My heart swooped. She was mine. “I love you more than you will ever know.”
I took her hand and strode down the dock. “But if you want to nail down the details, plan it all out? Let’s go.”
“Where are we going? Not to your hotel because—”
“What? You won’t be able to keep your greedy little hands off me?”
She laughed and part of me died that I’d had to wait so long to hear that again.
“No, we’re going to my car. I have my laptop. We’re going to make a plan.”
“A plan?”
“Yeah, I’m going to figure out how much time I can spend over here. Maybe I’ll get an office or something.”
“In Miami? You’re just going to move to the States, just like that?”
I stopped suddenly and faced her. “You don’t get it, do you? I want you. And I’m going to do whatever it takes, and that means doing whatever you need.”

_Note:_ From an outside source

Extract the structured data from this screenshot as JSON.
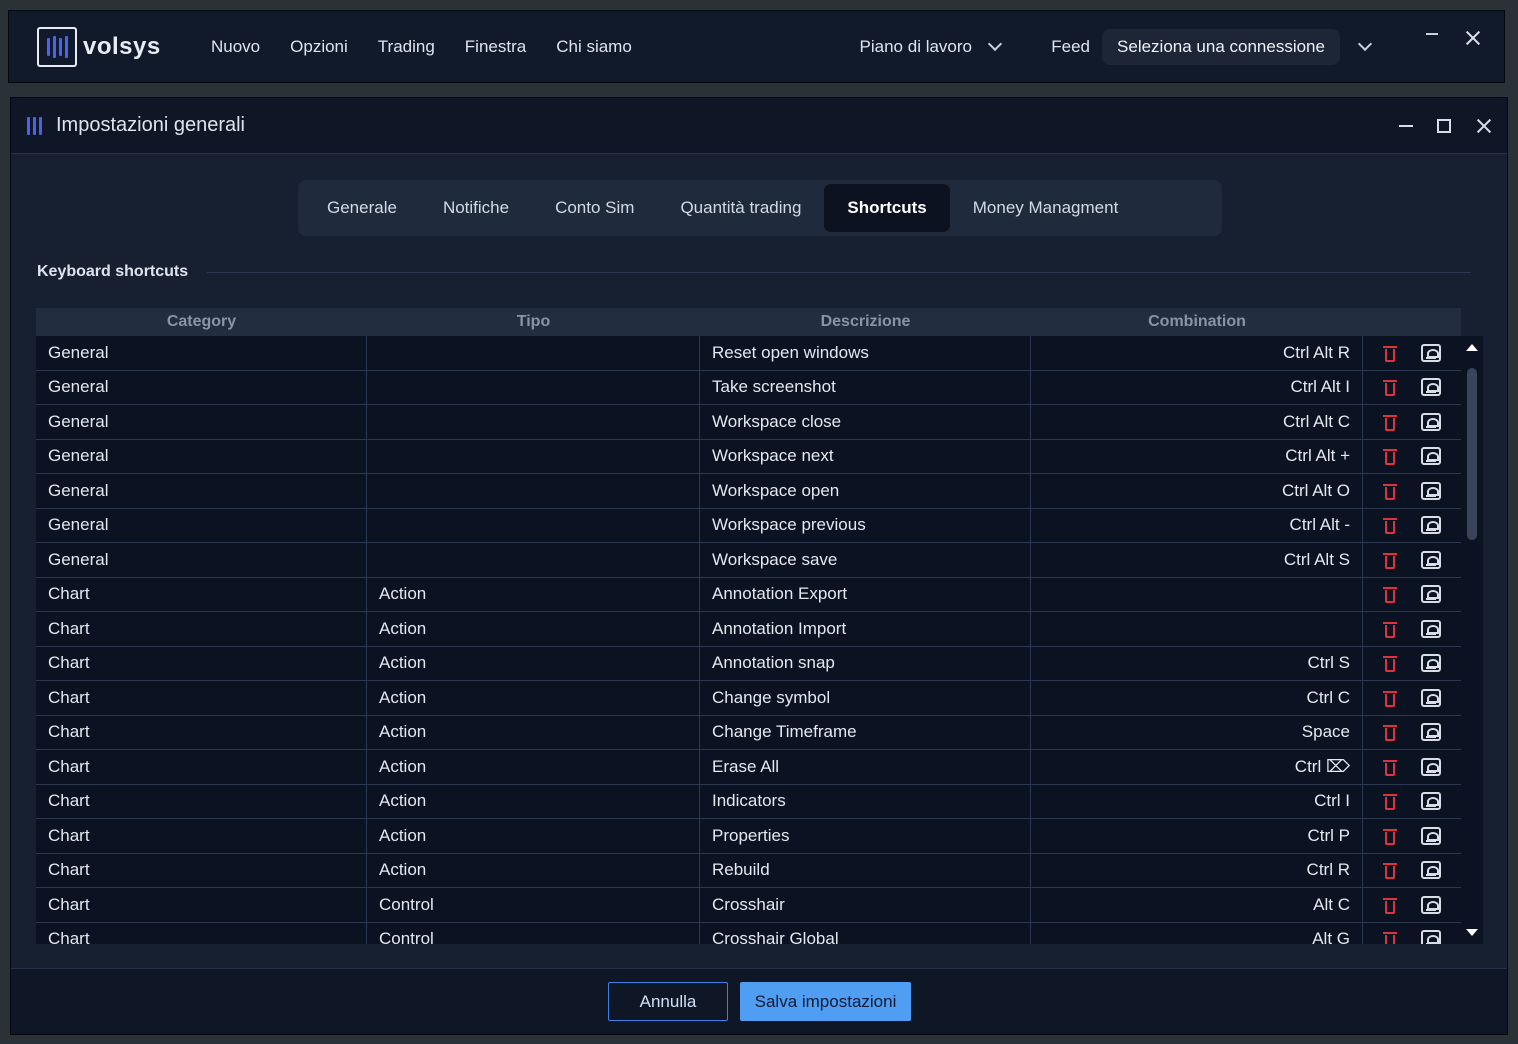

“I think this might be my last season anyway,” she said. “My brother’s insurers were a pain in my ass but we have a charity that’s pledged to step in—” She stopped talking and looked at me, her eyes narrowing. “You found out the insurers had reassessed my brother’s benefits,” she said. “It was you! Lycan. Wolf. Shit, Hayden.” She stamped her foot on the ground but didn’t try to drop my hand.
It was time for my final confession. I’d hoped to tell her once she’d agreed to be mine. I didn’t want money or any weird sense of obligation to color her decision. “The Lycan Foundation is my charity. They’ve agreed to fund your brother’s care. It really was the least I could do. I was the reason it was cut in the first place.”